Berner-vom Feld: Ich bin grundsätzlich optimistisch und denke, dass in den nächsten Jahren auch auf globaler Ebene noch viel passieren wird, um die Auswirkungen auf ökologische, gesellschaftliche und wirtschaftliche Systeme abzumildern.
Wie bewerten Sie die Bewegung von Fridays for Future?
Gützloe: Ich bewerte die Fridays for Future Bewegung durchweg positiv. Durch das Engagement zahlreicher Schülerinnen und Schülern wurde die globale Notwendigkeit eines engagierten Klimaschutzes vielen Bürgerinnen und Bürgern wieder ins Gedächtnis gerufen.
Welche Projekte sind für 2021 in Heilbronn geplant?
Gützloe: Es ist geplant, die Konzepterstellung des Klimaschutz-Masterplans innerhalb der kommenden Monate abzuschließen.
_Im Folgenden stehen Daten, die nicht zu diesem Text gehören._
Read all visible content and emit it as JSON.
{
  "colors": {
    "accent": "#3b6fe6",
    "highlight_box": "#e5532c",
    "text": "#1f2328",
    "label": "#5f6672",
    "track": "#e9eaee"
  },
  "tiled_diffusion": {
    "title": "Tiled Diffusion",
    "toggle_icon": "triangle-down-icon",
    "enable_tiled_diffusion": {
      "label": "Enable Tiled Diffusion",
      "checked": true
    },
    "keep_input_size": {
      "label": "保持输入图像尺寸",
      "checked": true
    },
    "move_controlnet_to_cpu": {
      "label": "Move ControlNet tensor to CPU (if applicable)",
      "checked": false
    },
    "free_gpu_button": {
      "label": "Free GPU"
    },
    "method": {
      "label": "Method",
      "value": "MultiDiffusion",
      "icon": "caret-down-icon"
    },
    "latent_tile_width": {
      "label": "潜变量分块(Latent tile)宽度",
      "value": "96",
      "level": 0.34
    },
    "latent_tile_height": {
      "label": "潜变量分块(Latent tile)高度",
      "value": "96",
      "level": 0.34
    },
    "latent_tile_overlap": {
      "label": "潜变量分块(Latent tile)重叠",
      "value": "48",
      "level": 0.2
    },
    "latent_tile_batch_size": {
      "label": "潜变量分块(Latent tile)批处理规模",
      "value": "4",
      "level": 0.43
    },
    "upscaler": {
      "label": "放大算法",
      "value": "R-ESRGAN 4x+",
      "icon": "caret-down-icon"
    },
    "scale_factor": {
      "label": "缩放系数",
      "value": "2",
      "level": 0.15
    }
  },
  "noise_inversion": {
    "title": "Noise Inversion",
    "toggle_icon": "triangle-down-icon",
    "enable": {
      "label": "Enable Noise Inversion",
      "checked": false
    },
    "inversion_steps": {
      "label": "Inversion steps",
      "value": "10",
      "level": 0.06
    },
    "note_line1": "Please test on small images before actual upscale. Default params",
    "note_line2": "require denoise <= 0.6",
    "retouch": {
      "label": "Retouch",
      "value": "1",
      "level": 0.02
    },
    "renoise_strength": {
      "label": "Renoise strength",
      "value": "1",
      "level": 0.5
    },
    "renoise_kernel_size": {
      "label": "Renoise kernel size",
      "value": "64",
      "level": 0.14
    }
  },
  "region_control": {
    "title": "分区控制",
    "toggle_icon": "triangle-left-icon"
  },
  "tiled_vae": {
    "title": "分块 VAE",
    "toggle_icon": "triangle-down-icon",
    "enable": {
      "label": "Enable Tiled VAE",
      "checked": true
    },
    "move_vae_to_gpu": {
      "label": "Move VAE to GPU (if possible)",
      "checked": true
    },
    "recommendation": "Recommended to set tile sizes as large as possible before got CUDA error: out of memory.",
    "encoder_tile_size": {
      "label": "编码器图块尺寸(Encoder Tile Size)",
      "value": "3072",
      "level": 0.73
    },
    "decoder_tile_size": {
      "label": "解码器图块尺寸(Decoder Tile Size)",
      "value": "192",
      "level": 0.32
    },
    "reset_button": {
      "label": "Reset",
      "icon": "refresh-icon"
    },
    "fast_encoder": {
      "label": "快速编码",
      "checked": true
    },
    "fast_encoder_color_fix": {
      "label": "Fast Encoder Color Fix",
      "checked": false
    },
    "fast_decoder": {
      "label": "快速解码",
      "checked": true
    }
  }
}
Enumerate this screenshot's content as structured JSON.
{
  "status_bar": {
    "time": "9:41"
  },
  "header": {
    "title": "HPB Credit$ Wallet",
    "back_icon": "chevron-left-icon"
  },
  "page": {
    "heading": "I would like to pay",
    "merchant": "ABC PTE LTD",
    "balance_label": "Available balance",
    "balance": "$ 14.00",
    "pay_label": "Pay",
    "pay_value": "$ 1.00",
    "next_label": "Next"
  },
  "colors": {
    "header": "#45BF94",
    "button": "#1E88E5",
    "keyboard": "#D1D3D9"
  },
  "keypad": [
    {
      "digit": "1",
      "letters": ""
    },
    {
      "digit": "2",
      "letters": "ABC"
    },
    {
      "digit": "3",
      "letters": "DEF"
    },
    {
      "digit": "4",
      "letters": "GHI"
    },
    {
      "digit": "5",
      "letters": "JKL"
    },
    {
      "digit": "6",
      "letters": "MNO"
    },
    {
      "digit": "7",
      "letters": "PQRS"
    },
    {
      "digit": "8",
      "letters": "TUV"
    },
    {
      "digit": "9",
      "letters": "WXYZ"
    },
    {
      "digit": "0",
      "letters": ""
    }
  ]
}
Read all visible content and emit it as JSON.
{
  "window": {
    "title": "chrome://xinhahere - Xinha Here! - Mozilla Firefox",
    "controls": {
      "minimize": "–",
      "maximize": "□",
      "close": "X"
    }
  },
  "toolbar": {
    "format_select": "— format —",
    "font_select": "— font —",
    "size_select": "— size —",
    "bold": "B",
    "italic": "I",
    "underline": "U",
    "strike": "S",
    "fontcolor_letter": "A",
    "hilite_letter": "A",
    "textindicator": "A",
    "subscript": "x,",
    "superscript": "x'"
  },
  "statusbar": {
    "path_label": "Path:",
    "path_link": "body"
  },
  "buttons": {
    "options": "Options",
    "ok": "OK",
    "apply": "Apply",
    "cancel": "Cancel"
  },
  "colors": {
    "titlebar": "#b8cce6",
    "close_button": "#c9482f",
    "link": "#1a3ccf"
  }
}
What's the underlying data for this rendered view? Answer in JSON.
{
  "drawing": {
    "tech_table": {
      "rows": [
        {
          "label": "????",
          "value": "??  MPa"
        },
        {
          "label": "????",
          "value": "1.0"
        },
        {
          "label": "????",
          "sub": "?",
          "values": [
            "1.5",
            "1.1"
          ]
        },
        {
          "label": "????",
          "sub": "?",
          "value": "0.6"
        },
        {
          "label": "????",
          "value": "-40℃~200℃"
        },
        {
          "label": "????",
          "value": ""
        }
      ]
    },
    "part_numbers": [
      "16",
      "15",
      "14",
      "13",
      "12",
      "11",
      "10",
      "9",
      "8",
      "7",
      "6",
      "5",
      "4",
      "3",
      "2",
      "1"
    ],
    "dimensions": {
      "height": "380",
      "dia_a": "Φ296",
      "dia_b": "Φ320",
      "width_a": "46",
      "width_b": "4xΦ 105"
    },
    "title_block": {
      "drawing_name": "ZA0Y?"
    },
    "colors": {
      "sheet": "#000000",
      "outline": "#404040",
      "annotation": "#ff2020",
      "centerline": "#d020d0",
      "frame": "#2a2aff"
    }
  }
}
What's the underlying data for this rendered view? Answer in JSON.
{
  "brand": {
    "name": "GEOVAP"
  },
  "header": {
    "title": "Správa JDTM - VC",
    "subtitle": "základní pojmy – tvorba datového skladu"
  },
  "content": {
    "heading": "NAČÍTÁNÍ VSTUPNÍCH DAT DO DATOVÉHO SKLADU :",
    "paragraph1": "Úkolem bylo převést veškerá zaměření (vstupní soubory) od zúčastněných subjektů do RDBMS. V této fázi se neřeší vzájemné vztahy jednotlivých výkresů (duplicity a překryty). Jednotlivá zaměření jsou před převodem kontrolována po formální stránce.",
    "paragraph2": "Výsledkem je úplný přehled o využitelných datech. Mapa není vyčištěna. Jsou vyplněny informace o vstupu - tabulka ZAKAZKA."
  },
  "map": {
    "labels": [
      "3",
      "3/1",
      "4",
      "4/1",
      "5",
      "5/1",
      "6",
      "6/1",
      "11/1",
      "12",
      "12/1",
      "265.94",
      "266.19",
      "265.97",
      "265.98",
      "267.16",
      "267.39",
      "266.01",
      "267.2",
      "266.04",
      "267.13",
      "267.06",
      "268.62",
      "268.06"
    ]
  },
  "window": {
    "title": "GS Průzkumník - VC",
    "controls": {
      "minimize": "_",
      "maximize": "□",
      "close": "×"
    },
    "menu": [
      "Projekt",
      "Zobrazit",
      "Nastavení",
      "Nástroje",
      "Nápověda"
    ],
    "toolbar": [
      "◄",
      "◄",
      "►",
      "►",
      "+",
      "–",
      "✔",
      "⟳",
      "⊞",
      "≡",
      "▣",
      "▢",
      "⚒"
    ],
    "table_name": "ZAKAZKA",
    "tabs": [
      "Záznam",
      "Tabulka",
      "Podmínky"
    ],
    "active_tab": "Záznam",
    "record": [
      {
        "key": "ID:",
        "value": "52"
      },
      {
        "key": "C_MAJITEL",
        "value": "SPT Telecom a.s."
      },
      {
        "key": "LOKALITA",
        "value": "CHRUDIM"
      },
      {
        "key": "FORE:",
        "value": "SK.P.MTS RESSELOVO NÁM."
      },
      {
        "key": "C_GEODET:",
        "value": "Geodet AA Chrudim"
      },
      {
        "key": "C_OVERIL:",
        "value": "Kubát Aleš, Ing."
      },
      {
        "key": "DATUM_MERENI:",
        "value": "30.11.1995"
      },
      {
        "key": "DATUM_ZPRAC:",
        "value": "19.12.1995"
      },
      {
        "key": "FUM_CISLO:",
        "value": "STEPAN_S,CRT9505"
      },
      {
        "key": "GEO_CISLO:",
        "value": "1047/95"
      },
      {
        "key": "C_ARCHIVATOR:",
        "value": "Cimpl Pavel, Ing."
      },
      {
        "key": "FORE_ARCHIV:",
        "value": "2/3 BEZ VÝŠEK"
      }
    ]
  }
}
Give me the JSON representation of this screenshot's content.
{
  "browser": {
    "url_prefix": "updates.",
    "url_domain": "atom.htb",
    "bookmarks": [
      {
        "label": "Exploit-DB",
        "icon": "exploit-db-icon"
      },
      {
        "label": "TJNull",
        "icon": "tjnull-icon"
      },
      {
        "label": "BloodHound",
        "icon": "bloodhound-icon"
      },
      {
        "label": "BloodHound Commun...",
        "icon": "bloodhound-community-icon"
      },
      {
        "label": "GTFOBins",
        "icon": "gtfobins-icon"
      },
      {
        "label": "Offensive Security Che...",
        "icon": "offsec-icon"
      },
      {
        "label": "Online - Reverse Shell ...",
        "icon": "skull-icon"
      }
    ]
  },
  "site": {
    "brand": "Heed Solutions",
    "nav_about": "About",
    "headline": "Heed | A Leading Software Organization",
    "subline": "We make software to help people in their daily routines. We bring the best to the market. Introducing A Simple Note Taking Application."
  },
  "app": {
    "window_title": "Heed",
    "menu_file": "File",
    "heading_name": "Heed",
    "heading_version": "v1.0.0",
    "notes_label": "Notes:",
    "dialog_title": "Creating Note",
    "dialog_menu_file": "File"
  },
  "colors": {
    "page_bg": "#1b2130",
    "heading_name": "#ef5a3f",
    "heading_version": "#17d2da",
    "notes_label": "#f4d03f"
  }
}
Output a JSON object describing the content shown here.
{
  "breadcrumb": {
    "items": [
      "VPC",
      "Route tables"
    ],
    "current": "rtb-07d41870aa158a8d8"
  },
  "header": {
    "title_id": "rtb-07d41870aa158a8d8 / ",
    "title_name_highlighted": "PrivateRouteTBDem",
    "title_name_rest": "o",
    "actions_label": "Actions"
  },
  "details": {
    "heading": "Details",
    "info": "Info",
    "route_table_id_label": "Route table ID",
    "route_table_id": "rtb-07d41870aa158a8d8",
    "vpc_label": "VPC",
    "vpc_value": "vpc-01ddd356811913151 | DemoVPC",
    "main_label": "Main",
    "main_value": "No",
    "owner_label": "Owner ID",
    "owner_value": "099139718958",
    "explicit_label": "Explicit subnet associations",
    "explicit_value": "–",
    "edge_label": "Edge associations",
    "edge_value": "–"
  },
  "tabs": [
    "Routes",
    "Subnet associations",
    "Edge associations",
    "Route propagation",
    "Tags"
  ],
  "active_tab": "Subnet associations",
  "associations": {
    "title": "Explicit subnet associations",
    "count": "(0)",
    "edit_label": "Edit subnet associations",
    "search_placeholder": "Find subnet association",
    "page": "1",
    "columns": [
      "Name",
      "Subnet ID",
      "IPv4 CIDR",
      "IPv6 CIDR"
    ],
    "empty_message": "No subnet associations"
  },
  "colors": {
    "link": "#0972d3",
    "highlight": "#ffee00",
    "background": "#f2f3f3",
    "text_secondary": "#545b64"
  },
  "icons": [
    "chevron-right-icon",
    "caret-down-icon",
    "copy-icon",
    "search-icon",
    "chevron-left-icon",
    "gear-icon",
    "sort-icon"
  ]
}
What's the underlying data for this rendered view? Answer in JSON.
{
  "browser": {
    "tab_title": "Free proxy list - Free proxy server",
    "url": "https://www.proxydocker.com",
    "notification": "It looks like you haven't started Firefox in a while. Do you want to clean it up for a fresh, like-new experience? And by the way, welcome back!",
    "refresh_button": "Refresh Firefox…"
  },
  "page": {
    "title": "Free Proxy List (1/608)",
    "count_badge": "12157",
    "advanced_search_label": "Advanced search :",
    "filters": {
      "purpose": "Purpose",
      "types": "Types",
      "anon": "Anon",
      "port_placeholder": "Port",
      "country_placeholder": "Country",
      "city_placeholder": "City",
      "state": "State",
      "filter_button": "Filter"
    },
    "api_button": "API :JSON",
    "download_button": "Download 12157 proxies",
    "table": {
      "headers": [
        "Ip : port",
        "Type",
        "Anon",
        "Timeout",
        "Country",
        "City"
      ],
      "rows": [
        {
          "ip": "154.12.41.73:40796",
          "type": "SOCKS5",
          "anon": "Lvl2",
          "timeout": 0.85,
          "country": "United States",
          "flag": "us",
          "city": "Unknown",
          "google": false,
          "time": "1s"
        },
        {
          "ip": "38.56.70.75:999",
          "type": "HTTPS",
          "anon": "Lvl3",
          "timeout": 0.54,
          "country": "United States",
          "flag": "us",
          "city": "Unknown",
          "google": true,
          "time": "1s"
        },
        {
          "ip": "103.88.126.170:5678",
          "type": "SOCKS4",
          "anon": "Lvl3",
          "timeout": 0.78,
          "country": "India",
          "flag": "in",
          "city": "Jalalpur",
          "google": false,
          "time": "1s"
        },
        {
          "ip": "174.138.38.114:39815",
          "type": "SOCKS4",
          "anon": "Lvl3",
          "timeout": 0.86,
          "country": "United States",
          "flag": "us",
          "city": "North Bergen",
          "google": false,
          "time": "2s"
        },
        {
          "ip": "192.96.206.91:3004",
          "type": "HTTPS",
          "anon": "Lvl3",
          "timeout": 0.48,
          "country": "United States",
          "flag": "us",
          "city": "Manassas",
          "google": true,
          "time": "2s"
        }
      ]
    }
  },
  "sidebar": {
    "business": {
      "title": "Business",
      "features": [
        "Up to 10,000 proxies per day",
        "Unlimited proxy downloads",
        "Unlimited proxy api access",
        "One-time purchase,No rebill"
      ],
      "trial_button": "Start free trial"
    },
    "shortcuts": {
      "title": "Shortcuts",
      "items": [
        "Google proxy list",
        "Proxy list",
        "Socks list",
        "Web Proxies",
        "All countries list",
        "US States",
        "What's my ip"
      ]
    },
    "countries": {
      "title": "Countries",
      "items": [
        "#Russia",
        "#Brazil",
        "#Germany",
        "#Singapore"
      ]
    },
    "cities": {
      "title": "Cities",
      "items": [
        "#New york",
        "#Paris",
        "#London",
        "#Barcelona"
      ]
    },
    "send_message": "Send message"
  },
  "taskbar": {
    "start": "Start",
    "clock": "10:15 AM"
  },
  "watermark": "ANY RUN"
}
Anschließend folgt die kontinuierliche Umsetzung der darin beschlossenen Maßnahmen. Über alle zukünftigen Aktivitäten wird auf www.klimaschutz-heilbronn.de informiert.
Berner-vom Feld: Die Konzepterstellung für das Klimaschutzteilkonzept zur Anpassung an den Klimawandel wird bis Juni 2021 abgeschlossen sein. Danach steht auch hier die sukzessive, kontinuierliche Umsetzung im Vordergrund. Weiterhin wird die Fortschreibung der CO2-Bilanzierung im Laufe des Jahres erfolgen, um auch hier aktuelle Ergebnisse zu haben.